Dec

17

Diana Center Café – A Horror Story

Written by

confusion at every twist and turn
confusion at every twist and turn

confusion at every twist and turn

Junior Bwog Staffer Timmy Wu couldn’t tell Bwog the difference between Hewitt and Diana, so we knew we had to change that. Timmy’s mission was simple: to eat dinner at the Diana Cafe. It quickly escalated into a horror story. 

They say that your first semester at Columbia will be a very steep, exponential learning curve. Indeed, coming to Columbia is confusing – and, as an international student, is depression-inducing and mind-numbing. Just when you thought sentences are formed by words and English has grammar, self-absorbed Columbians and Judith Butler would prove you wrong. The former would pepper their daily conversations with just enough Columbia specific abbreviations to confuse you. The latter just doesn’t make sense. (I actually love you, Butler.)

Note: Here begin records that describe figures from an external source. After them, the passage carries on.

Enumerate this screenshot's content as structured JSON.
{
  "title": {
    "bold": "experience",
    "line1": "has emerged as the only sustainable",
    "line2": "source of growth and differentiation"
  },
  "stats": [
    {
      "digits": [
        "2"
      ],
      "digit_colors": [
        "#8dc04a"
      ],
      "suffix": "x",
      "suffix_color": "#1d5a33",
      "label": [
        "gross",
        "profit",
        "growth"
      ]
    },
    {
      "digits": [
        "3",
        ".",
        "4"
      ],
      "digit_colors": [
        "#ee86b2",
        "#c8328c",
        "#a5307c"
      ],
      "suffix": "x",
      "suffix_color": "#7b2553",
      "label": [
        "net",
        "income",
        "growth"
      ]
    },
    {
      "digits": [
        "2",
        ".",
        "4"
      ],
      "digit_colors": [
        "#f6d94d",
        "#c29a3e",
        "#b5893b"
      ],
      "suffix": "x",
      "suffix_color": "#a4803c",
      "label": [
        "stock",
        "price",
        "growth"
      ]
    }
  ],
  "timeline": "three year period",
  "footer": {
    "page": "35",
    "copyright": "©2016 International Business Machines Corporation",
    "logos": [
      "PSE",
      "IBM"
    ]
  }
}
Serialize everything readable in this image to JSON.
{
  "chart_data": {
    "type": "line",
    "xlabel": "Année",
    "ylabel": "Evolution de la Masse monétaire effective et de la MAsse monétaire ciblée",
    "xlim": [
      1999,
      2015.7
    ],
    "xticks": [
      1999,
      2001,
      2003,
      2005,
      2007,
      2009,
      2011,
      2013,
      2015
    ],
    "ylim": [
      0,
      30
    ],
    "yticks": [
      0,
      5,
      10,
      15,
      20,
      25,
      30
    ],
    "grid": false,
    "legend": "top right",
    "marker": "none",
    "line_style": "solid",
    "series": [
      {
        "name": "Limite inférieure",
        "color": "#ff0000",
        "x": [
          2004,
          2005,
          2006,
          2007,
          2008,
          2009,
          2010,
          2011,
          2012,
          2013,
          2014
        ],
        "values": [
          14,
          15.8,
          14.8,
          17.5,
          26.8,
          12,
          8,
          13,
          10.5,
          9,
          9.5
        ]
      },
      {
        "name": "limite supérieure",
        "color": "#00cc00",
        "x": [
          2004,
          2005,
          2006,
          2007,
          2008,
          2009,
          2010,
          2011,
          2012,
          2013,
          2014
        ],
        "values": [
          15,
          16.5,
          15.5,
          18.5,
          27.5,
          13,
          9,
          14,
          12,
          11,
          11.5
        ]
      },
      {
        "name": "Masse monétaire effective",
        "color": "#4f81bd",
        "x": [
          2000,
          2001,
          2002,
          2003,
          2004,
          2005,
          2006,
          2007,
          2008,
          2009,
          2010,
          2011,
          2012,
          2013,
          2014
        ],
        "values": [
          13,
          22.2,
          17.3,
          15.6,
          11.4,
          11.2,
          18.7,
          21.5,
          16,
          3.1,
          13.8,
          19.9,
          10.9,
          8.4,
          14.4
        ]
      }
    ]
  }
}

Yet, thinking to myself that after three months of pretending to understand the things people are talking about when I am actually thinking about a specific kind of food or food in general, I thought that I have mastered the art of negative capability. But I was too naïve. Cultural shock was only sophomoric. Everything came crashing down, reality disintegrated, and the bubble popped that night when I ventured into the uncharted realm that is the Diana Center Café.

The Diana Center Café hosts a great salad bar, an amazing smoothie station with chopped-up berries and tropical fruits waiting for a blast in the blender, thin-crust pizza baked in a modern kiln (!), sandwiches, and other miscellaneous eats. Compared to the sticky and tartarus-esque JJ’s place or the quaint but over-crowded John Jay Dining Hall, it fashions a cleaner, more minimalistic interior. Every option looks delectable under the mild white  hue. I could feel it in the air – the testosterone level is lower. Everyone seems to be happy.

But no – this wasn’t love. This was a perfect illusion.


After forcefully opening Diana’s front door with the incredibly un-ergonomic, double helix shaped handle, I slowly walked up the flight of stairs in fizzing anticipation of the famed thin-crust-pizza-baked-in-a-kiln. I saw a queue protruding out of the café’s entrance; so naturally, I waited in the line like any moral being would. My eyes searched eagerly, for a poster, a sign, a Good Samaritan, but there was none. I felt more confused than when I was in Arabic class. I didn’t think that was possible. I poked my head around and found out that I was in line for the smoothie station. I abandoned the line and went straight to the lady at the counter.

“Hi, how are you? This is my first time here so I am quite confused. What can I get for a swipe?” I asked.

“An entrée and two sides.” She answered impatiently, as though any of this were not all a scheme of social construct.

“An entrée?” I thought to myself, “’Entrée’ in French dining means the dish before the main course. And two sides? Isn’t entrée really just a side though? If entrée were to be half of the main course, why would a side be? One-fourth?” For some mysterious reason, I started doing math. I am not in SEAS, but I am Asian.

I asked again for clarification: “So what can I get for an entrée, and for sides?”

She detected my persistence, so, growing more attentive, she said: “ For entrée, you can either get a pizza or a sandwich. For sides, you can get a salad and french fries or a bottle of water and a fruit or a soup, or a drink.”

“Okay! Thank you!” I responded with feigned enthusiasm to conceal my confusion.

I picked up a pizza and a salad box. As I started filling in the salad box, another lady stepped in, interrupting my predatory mode. “That is an entrée sized salad box,” she said.

“What do you mean?” I lightened up the intonation, voicing innocence.

She snapped back: “Don’t ask me what I mean. That is an entrée sized salad box. But I am going to let you go this time because it isn’t too full.”

“Thank you so much, so what else can I get?” I replied, putain-y confused.

“A drink or a soup over there.” She finished this round.

So, I went over to the drinks station – and guess what? There are three sizes for the cups. I grabbed the smallest one, so that I wouldn’t accidentally take an entrée sized cup. At that moment, I had already given up. I was full of confusion. I swiped my card, stepped outside the cold, and quietly walked back to my dorm.

In my humble abode, I was reminded of the glory of the thin-crust-pizza-baked-in-a-kiln. My cynicism slided off. After gathering up pieces of my integrity shattered by an entrée sized experience in Diani, I opened the pizza box.

It was stone cold. Maybe I don’t belong here after all.